On a alors eu recours à l’approche HACCP pour tenter de sauver le débouché européen en augmentant très sensiblement le nombre des lots conformes à la nouvelle réglementation et en rétablissant la confiance de l’Europe dans le produit. Dans cet exemple, nous avons pris comme base les résultats de la recherche associée (Andanar W., 1991; Anon, 1993).

Tâche 1 - L’équipe HACCP

Normalement, l’équipe HACCP comprend un spécialiste de la méthode, un mycotoxicologue, un spécialiste des oléagineux, un socioéconomiste, un mycologue, un ingénieur du séchage et des représentants des huileries de coprah publiques et privées.
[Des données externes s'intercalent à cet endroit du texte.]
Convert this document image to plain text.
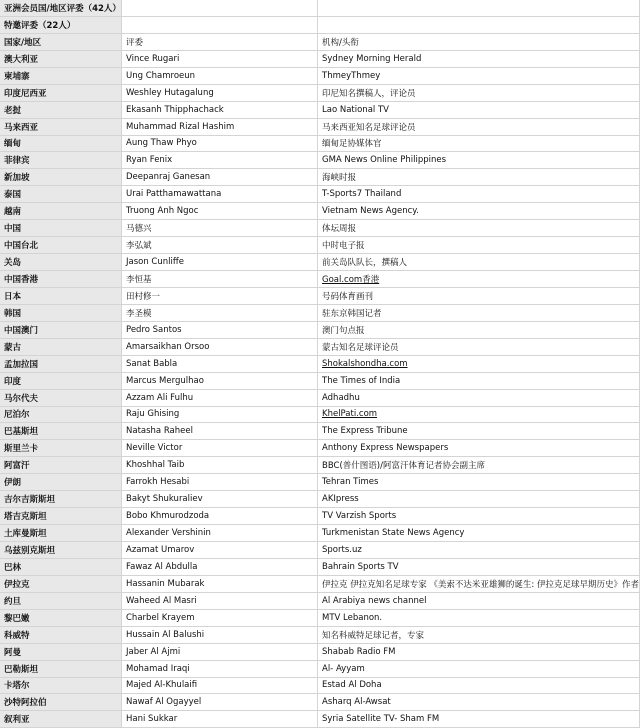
亚洲会员国/地区评委（42人）
特邀评委（22人）
国家/地区	评委	机构/头衔
澳大利亚	Vince Rugari	Sydney Morning Herald
柬埔寨	Ung Chamroeun	ThmeyThmey
印度尼西亚	Weshley Hutagalung	印尼知名撰稿人，评论员
老挝	Ekasanh Thipphachack	Lao National TV
马来西亚	Muhammad Rizal Hashim	马来西亚知名足球评论员
缅甸	Aung Thaw Phyo	缅甸足协媒体官
菲律宾	Ryan Fenix	GMA News Online Philippines
新加坡	Deepanraj Ganesan	海峡时报
泰国	Urai Patthamawattana	T-Sports7 Thailand
越南	Truong Anh Ngoc	Vietnam News Agency.
中国	马德兴	体坛周报
中国台北	李弘斌	中时电子报
关岛	Jason Cunliffe	前关岛队队长，撰稿人
中国香港	李恒基	Goal.com香港
日本	田村修一	号码体育画刊
韩国	李圣模	驻东京韩国记者
中国澳门	Pedro Santos	澳门句点报
蒙古	Amarsaikhan Orsoo	蒙古知名足球评论员
孟加拉国	Sanat Babla	Shokalshondha.com
印度	Marcus Mergulhao	The Times of India
马尔代夫	Azzam Ali Fulhu	Adhadhu
尼泊尔	Raju Ghising	KhelPati.com
巴基斯坦	Natasha Raheel	The Express Tribune
斯里兰卡	Neville Victor	Anthony Express Newspapers
阿富汗	Khoshhal Taib	BBC(普什图语)/阿富汗体育记者协会副主席
伊朗	Farrokh Hesabi	Tehran Times
吉尔吉斯斯坦	Bakyt Shukuraliev	AKIpress
塔吉克斯坦	Bobo Khmurodzoda	TV Varzish Sports
土库曼斯坦	Alexander Vershinin	Turkmenistan State News Agency
乌兹别克斯坦	Azamat Umarov	Sports.uz
巴林	Fawaz Al Abdulla	Bahrain Sports TV
伊拉克	Hassanin Mubarak	伊拉克 伊拉克知名足球专家 《美索不达米亚雄狮的诞生: 伊拉克足球早期历史》作者
约旦	Waheed Al Masri	Al Arabiya news channel
黎巴嫩	Charbel Krayem	MTV Lebanon.
科威特	Hussain Al Balushi	知名科威特足球记者，专家
阿曼	Jaber Al Ajmi	Shabab Radio FM
巴勒斯坦	Mohamad Iraqi	Al- Ayyam
卡塔尔	Majed Al-Khulaifi	Estad Al Doha
沙特阿拉伯	Nawaf Al Ogayyel	Asharq Al-Awsat
叙利亚	Hani Sukkar	Syria Satellite TV- Sham FM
Tâches 2 et 3 - Description et utilisation prévue du produit (vérifié)

Les renseignements sont donnés dans le tableau 7.

Tâches 4 et 5 - Schéma du produit (vérifié)

Le schéma du produit sera établi à l’aide des informations fournies par l’équipe HACCP et vérifié par une visite dans les grands centres de production de coprah et les principales huileries, en interrogeant les principaux acteurs et en observant leurs pratiques. On trouvera à la figure 10 un exemple typique de schéma du produit.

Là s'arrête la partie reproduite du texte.